The Federal Trade Commission (FTC) has finalised a settlement effectively banning General Motors from sharing consumer data including geolocation and driver behaviour to reporting agencies for five years. The order, made on 14 January, concludes an enforcement action against the automaker over allegations that it collected and sold information from millions of vehicles without adequately notifying customers or obtaining clear and affirmative consent.

The technology at the core of the development is GM’s OnStar Smart Driver programme, which tracked driving habits including location data sometimes as frequently as every three seconds. The free feature would embed itself within connected car applications, monitoring and rating behaviours such as acceleration patterns and seatbelt usage. The data would subsequently be sold to data brokers LexisNexis and Verisk. 

These brokers in turn provided the data to insurance companies, potentially affecting customers’ premium rates without their knowledge. In this sense the selling of the data was not an abstract concern for consumers, but something that could materially impact their day-to-day lives.

The Commission approved the final order by a 2-0 vote, imposing a 20-year compliance period requiring GM to obtain explicit consent before collecting or sharing connected vehicle data, with limited exceptions for emergency first responders and internal research. The automaker must establish mechanisms allowing US consumers to request copies of their data, seek deletion, and disable precise geolocation collection where technology permits.

GM discontinued the Smart Driver service and terminated its relationships with LexisNexis and Virsk back in April 2024 following an investigation by the New York Times that exposed the data-sharing practises. and terminated relationships with LexisNexis and Verisk following a New York Times investigation exposing the data-sharing practices. Chief Executive Mary Barra addressed the matter to Detroit Free Press in May 2024, stating: “We take our customers’ data security and privacy very, very seriously […] We’re going to work hard to be very transparent and be very privacy-focused with our consumers, and [we] learned a lot of lessons in this, and we’ll get better.”

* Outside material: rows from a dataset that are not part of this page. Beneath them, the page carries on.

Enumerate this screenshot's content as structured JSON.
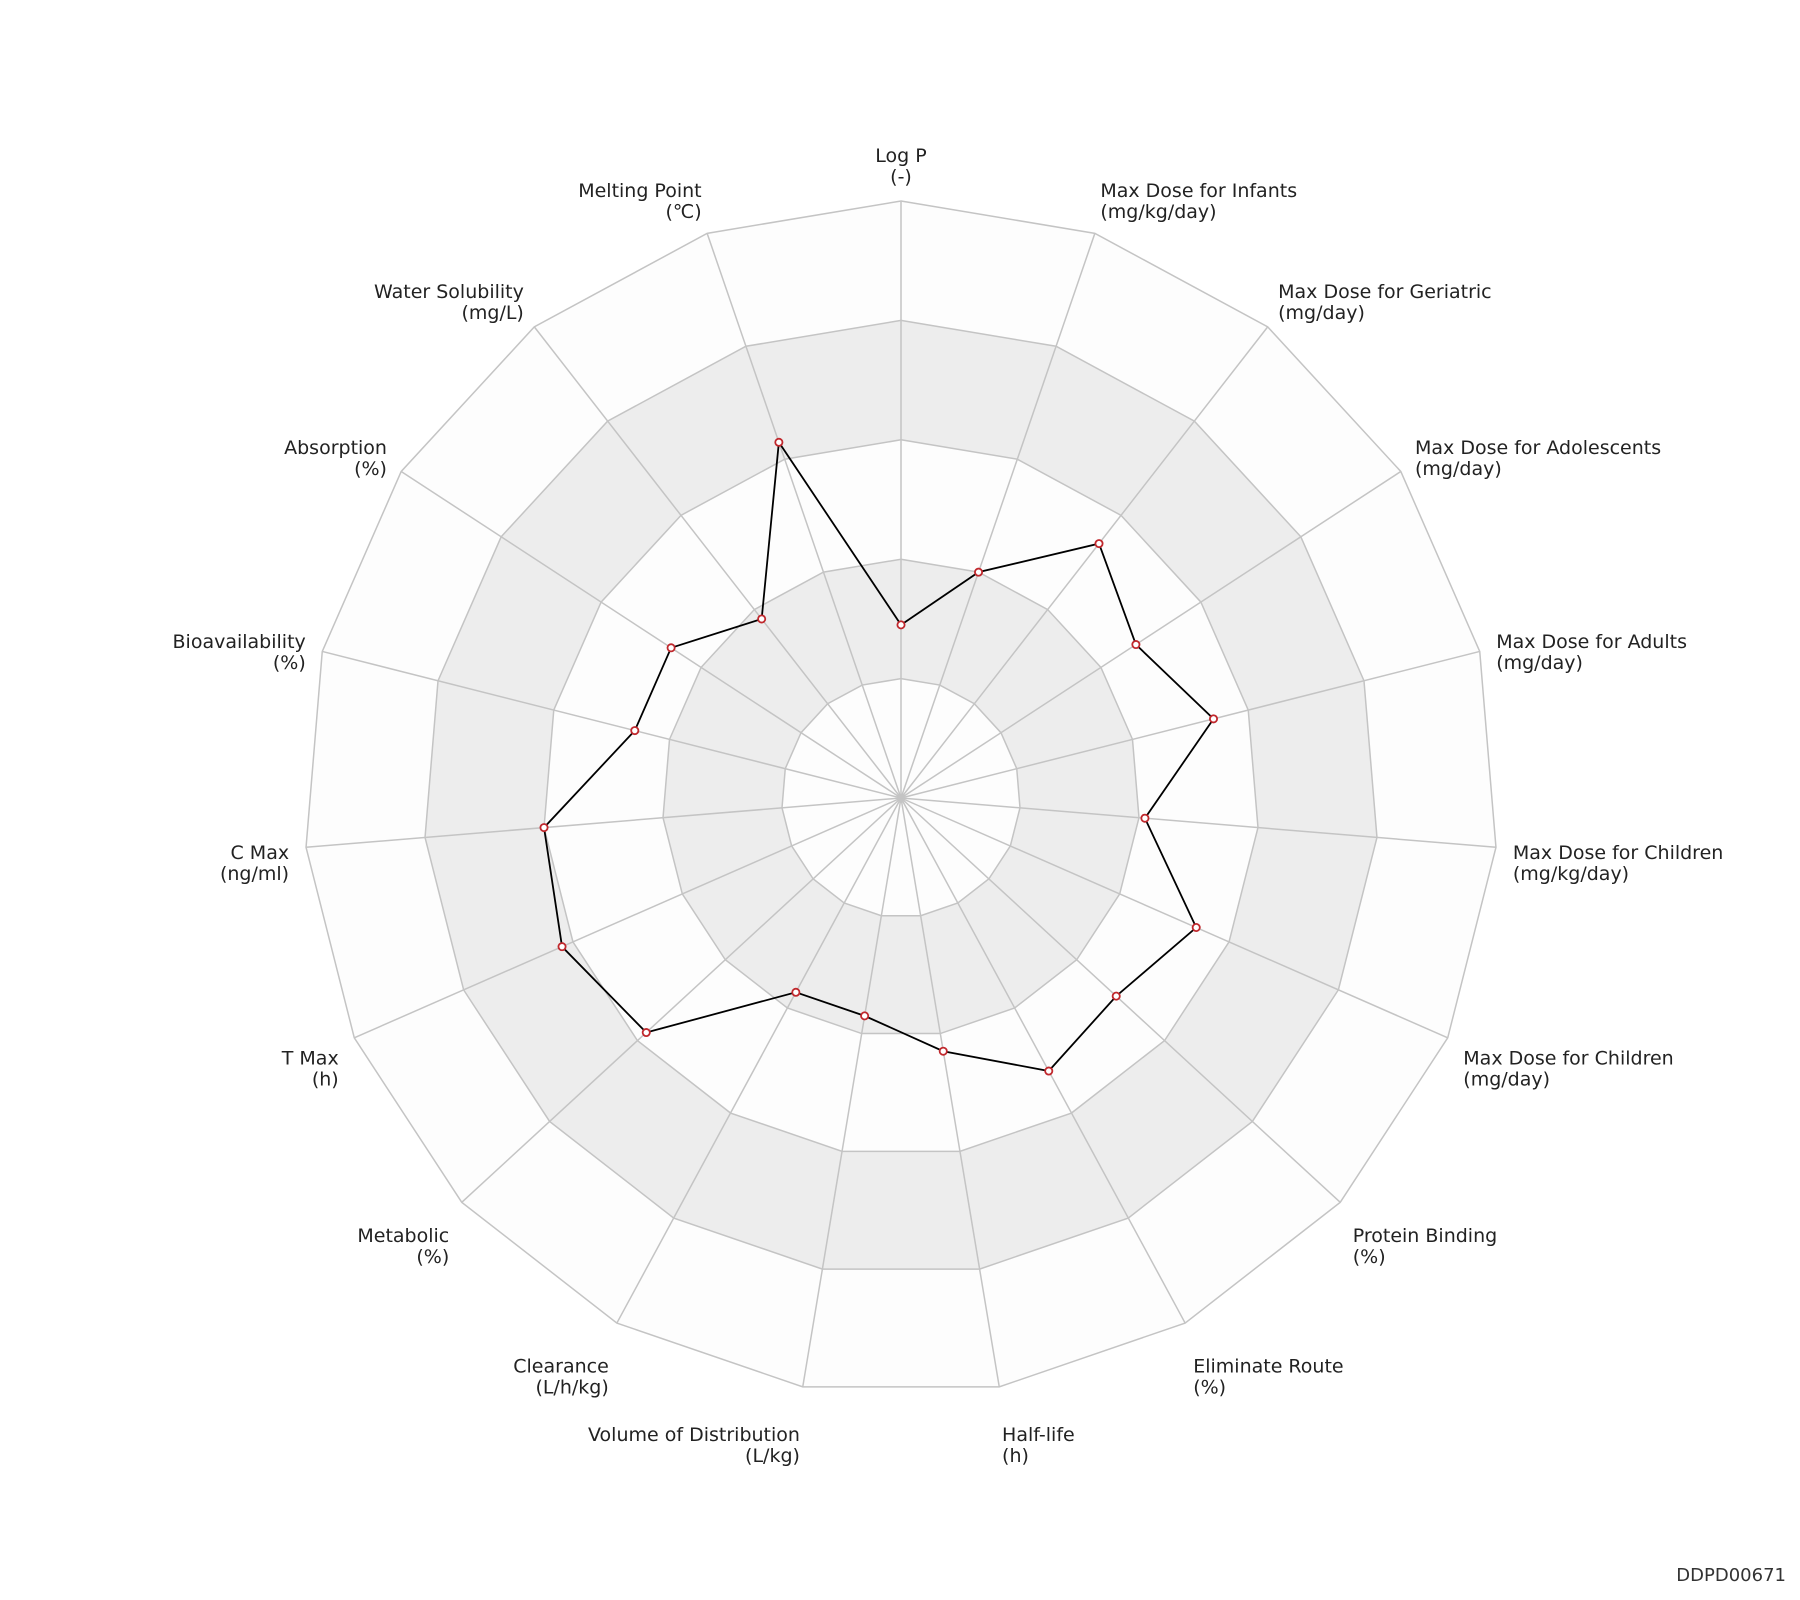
{
  "chart_data": {
    "type": "radar",
    "axes": [
      {
        "name": "Log P",
        "unit": "(-)"
      },
      {
        "name": "Max Dose for Infants",
        "unit": "(mg/kg/day)"
      },
      {
        "name": "Max Dose for Geriatric",
        "unit": "(mg/day)"
      },
      {
        "name": "Max Dose for Adolescents",
        "unit": "(mg/day)"
      },
      {
        "name": "Max Dose for Adults",
        "unit": "(mg/day)"
      },
      {
        "name": "Max Dose for Children",
        "unit": "(mg/kg/day)"
      },
      {
        "name": "Max Dose for Children",
        "unit": "(mg/day)"
      },
      {
        "name": "Protein Binding",
        "unit": "(%)"
      },
      {
        "name": "Eliminate Route",
        "unit": "(%)"
      },
      {
        "name": "Half-life",
        "unit": "(h)"
      },
      {
        "name": "Volume of Distribution",
        "unit": "(L/kg)"
      },
      {
        "name": "Clearance",
        "unit": "(L/h/kg)"
      },
      {
        "name": "Metabolic",
        "unit": "(%)"
      },
      {
        "name": "T Max",
        "unit": "(h)"
      },
      {
        "name": "C Max",
        "unit": "(ng/ml)"
      },
      {
        "name": "Bioavailability",
        "unit": "(%)"
      },
      {
        "name": "Absorption",
        "unit": "(%)"
      },
      {
        "name": "Water Solubility",
        "unit": "(mg/L)"
      },
      {
        "name": "Melting Point",
        "unit": "(℃)"
      }
    ],
    "values": [
      0.29,
      0.4,
      0.54,
      0.47,
      0.54,
      0.41,
      0.54,
      0.49,
      0.52,
      0.43,
      0.37,
      0.37,
      0.58,
      0.62,
      0.6,
      0.46,
      0.46,
      0.38,
      0.63
    ],
    "range": [
      0,
      1
    ],
    "levels": 5,
    "colors": {
      "band_dark": "#ededed",
      "band_light": "#fdfdfd",
      "grid": "#c4c4c4",
      "line": "#000000",
      "marker": "#c0282d"
    }
  },
  "footer": {
    "id": "DDPD00671"
  }
}
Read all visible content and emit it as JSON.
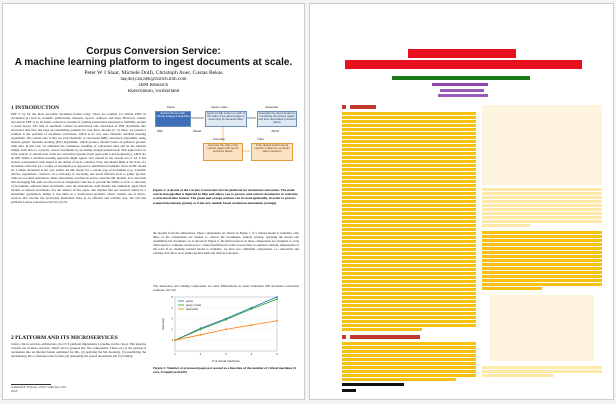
{
  "left_page": {
    "title_line1": "Corpus Conversion Service:",
    "title_line2": "A machine learning platform to ingest documents at scale.",
    "authors": "Peter W J Staar, Michele Dolfi, Christoph Auer, Costas Bekas",
    "emails": "taa,dol,cau,bek@zurich.ibm.com",
    "affiliation": "IBM Research",
    "location": "Rueschlikon, Switzerland",
    "section1_title": "1   INTRODUCTION",
    "section1_text": "PDF is by far the most prevalent document format today. There are roughly 2.5 trillion PDFs in circulation [1] such as scientific publications, manuals, reports, contracts and more. However, content encoded in PDF is by its nature reduced to streams of printing instructions purposed to faithfully present a visual layout. The task of automatic content reconstruction and conversion of PDF documents into structured data files has been an outstanding problem for over three decades [2, 3]. Here, we present a solution to the problem of document conversion, which at its core uses trainable, machine learning algorithms. The central idea is that we avoid heuristic or rule-based (RB) conversion algorithms, using instead generic machine learning (ML) algorithms, which produce models based on gathered ground-truth data. In this way, we eliminate the continuous tweaking of conversion rules and let the solution simply learn how to correctly convert documents by providing enough ground-truth. This approach is in stark contrast to current state of the art conversion systems (both open-source and proprietary), which are all RB. While a machine learning approach might appear very natural in the current era of AI, it has serious consequences with regard to the design of such a solution. First, one should think at the level of a document collection (or a corpus of documents) as opposed to individual documents, since an ML model for a single document is not very useful. An ML model for a certain type of documents (e.g. scientific articles, regulations, contracts, etc.) obviously is. Secondly, one needs efficient tools to gather ground-truth via so-called annotation. These annotations can then be used to train the ML models. It is clear then that leveraging ML adds an extra level of complexity: One has to provide the ability to store a collection of documents, annotate these documents, store the annotations, train models and ultimately apply these models on unseen documents. For the authors of this paper, this implied that our solution cannot be a monolithic application. Rather it was build as a cloud-based platform, which consists out of micro-services that execute the previously mentioned tasks in an efficient and scalable way. We call this platform Corpus Conversion Service (CCS).",
    "section2_title": "2   PLATFORM AND ITS MICROSERVICES",
    "section2_text": "Using a micro-services architecture, the CCS platform implements a pipeline on the cloud. This pipeline consists out of micro-services, which can be grouped into five components. These are (1) the parsing of documents into an internal format optimised for ML, (2) applying the ML model(s), (3) assembling the document(s) into a structured data format, (4) annotating the parsed documents and (5) training",
    "footnote": "SysML2018, February 2018, California, USA",
    "footnote2": "2018.",
    "fig1_labels": {
      "parse": "Parse",
      "apply_model": "Apply model",
      "assemble": "Assemble",
      "annotate": "Annotate",
      "train": "Train",
      "extract": "Extract all text-cells, bitmap images & linepaths",
      "apply_models": "Apply the ML model on each of the cells of the parsed page to determine its semantic label",
      "assemble_doc": "Assemble the document(s) by combining the parsed pages and their associated predicted labels",
      "annotate_cells": "Annotate the cells in the parsed pages with layout semantic labels.",
      "train_default": "Train default and/or layout specific models for semantic label prediction",
      "model_label": "Model",
      "json_label": "JSON",
      "pdf_label": "PDF"
    },
    "fig1_caption": "Figure 1: A sketch of the Corpus Conversion Service platform for document conversion. The main conversion pipeline is depicted in blue and allows you to process and convert documents at scale into a structured data format. The green and orange sections can be used optionally, in order to process scanned documents (green) or train new models based on human annotation (orange).",
    "right_col_text": "the models from the annotations. These components are shown in Figure 1. If a trained model is available, only three of the components are needed to convert the documents, namely parsing, applying the model and assembling the document. As is shown in Figure 2, the microservices in these components are designed to scale with regard to compute resources (i.e. virtual machines) in order to keep time-to-solution constant, independent of the load. If no machine learned model is available, we have two additional components, i.e. annotation and training, that allow us to gather ground-truth and train new models.",
    "right_col_text2": "The annotation and training components are what differentiates us from traditional, RB document conversion solutions. We will",
    "fig2_caption": "Figure 2: Number of processed pages per second as a function of the number of virtual machines (4 core, 8 Gigabyte RAM).",
    "fig2_xlabel": "# of virtual machines",
    "fig2_ylabel": "Speedup",
    "fig2_legend": [
      "parse",
      "apply model",
      "assemble"
    ]
  },
  "fig2_chart_data": {
    "type": "line",
    "x": [
      1,
      2,
      3,
      4,
      5
    ],
    "series": [
      {
        "name": "parse",
        "values": [
          1,
          2.1,
          3.0,
          4.0,
          5.0
        ],
        "color": "#1f77b4"
      },
      {
        "name": "apply model",
        "values": [
          1,
          2.0,
          2.9,
          3.9,
          4.8
        ],
        "color": "#2ca02c"
      },
      {
        "name": "assemble",
        "values": [
          1,
          1.5,
          2.0,
          2.4,
          2.8
        ],
        "color": "#ff7f0e"
      }
    ],
    "xlabel": "# of virtual machines",
    "ylabel": "Speedup",
    "grid": true,
    "legend": "top-left"
  },
  "right_page": {
    "description": "Layout-annotation overlay of the same page: colored blocks mark title, authors, headings, body text, figure and caption regions.",
    "colors": {
      "title": "#e8101e",
      "author": "#1a7a1a",
      "affiliation": "#9b3bd6",
      "heading": "#c0392b",
      "text": "#f5c213",
      "text_light": "#fde9a8",
      "figure": "#fbe4b8",
      "footnote": "#111111"
    }
  }
}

The allegations centred on what regulators characterised as a misleading enrollment process for OnStar services that failed to clearly disclose data collection and third-party sales. Lina Khan, who served as chair of the FTC during the Biden administration, stated in January 2025 that “GM monitored and sold people’s precise geolocation data and driver behavior information” while describing the regulatory action as “safeguarding Americans’ privacy and protecting people from unchecked surveillance”. 

To improve customer transparency, GM confirmed it has consolidated multiple US privacy statements into a single document and expanded programmes allowing customers to access and delete their personal information. The automaker confirmed it collects anonymised data for internal research and development—in-keeping with the FTC’s ruling—while occasionally sharing de-identified information with partners including the University of Michigan for urban planning purposes.  It also acknowledged that consumer privacy is of growing importance as vehicle connectivity becomes “increasingly integral to the driving experience”.